BO_result = skopt.load('BO_result')

# Print the found best accuracy
print('Bestf found accuracy:', -BO_result.fun)
print('-----------------------------------------------')
# Print the corresponding hyperparameter values
print('Hyperparameter values:', BO_result.x)
print('-----------------------------------------------')
print('Corresponding to:','\n',
      'Features at each decision tree node:', BO_result.x[0],'\n',
      'Number of decision trees in the Random forest:', BO_result.x[1],'\n',
      'Maximal depth of each decision tree:', BO_result.x[2],'\n',)

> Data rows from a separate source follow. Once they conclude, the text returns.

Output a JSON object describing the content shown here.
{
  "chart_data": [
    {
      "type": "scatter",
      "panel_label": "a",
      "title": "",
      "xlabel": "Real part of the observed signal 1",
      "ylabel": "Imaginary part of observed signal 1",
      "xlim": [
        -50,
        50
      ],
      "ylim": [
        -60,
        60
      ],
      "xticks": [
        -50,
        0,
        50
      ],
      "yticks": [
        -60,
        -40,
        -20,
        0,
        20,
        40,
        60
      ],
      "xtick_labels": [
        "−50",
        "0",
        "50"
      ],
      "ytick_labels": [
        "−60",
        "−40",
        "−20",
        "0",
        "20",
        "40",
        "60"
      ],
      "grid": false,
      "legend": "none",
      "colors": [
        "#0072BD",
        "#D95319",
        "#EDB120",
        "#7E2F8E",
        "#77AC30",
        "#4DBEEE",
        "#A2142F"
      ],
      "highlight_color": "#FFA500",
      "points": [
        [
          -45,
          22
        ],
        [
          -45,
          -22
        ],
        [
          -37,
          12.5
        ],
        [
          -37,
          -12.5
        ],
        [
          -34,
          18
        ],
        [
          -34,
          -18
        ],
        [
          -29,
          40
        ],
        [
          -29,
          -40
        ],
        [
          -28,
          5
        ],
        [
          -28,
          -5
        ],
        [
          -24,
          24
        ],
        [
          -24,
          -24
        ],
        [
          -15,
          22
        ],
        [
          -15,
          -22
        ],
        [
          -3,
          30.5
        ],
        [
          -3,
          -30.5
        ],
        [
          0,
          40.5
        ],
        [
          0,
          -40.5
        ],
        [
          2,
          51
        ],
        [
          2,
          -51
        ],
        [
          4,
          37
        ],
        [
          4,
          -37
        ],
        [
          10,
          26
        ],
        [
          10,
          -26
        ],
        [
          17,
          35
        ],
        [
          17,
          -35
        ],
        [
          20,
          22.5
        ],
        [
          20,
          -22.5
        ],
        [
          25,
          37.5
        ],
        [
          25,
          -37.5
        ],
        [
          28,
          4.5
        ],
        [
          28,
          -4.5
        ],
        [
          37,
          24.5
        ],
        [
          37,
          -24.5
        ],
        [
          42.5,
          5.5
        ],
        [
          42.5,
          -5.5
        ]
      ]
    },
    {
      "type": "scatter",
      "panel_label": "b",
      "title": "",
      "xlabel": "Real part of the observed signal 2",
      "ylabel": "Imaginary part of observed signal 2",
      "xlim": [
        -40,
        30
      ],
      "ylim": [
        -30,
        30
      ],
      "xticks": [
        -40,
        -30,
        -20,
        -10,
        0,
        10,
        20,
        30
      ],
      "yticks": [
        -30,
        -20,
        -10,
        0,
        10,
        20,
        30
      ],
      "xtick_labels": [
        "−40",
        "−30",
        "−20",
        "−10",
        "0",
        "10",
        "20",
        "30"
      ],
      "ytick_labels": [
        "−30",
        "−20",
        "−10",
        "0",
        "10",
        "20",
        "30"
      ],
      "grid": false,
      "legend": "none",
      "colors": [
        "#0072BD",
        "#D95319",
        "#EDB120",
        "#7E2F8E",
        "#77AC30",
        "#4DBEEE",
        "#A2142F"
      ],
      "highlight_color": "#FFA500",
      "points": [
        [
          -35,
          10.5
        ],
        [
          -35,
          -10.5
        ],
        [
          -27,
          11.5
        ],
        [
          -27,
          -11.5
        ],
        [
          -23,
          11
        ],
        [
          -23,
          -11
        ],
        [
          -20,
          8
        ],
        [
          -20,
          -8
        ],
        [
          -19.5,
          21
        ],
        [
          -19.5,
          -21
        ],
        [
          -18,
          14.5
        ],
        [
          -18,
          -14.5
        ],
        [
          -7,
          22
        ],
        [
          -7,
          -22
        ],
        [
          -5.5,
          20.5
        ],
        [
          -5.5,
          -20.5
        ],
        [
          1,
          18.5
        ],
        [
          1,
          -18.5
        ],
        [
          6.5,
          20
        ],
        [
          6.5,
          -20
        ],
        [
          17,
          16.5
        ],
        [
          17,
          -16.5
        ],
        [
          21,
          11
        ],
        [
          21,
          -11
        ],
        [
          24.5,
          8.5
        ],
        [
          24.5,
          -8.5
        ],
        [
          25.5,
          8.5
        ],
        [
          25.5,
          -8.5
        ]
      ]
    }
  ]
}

Bestf found accuracy: 0.6876543209876542
-----------------------------------------------
Hyperparameter values: [7, 5854, 32]
-----------------------------------------------
Corresponding to: 
 Features at each decision tree node: 7 
 Number of decision trees in the Random forest: 5854 
 Maximal depth of each decision tree: 32 



### Examine the predition accuracy for each transition using the never-seen test set

In [6]:
# Use the confusion_matrix, which tells the numbers of true positive, false position, false negative and true negative.
from sklearn.metrics import confusion_matrix

# Train the Random forest using all the training data set with the found hyperparameters
RSs = RandomForestClassifier(n_estimators=5854,max_features=7,max_depth=32).fit(X_train_auto, Y_train_auto)

In [None]:
RSs.score(X_train_auto[test_index,:], Y_train_auto[test_index,:])

In [7]:
# Calculate the confusion matrix for each transition using the never-seen test set
transition_name = ['N2(1+)', 'N2(2+)', 'NO Gamma']
for _ in range(3):
    c_tn, c_fp, c_fn, c_tp = confusion_matrix(RSs.predict(X_test_auto)[:,_],
                                              Y_test_auto[:,_]).ravel()
    print('For', transition_name[_], ':')
    print('TN:',c_tn,'FP:', c_fp,'FN:', c_fn,'TP:', c_tp)

For N2(1+) :
TN: 45 FP: 17 FN: 9 TP: 109
For N2(2+) :
TN: 54 FP: 18 FN: 4 TP: 104
For NO Gamma :
TN: 46 FP: 8 FN: 8 TP: 118


In [37]:
# Overall, the accuracy for each transition is high.
# It is noticeable that the accuracies of N2(1+) and N2(2+) are lower than that of NO Gamma.
# The reason is that in some OES simulations, the concentration of NO is unusually high.
# While the NO Gamma transition is extremely strong, making the transitions of N2(1+) and N2(2+) unrecognisable.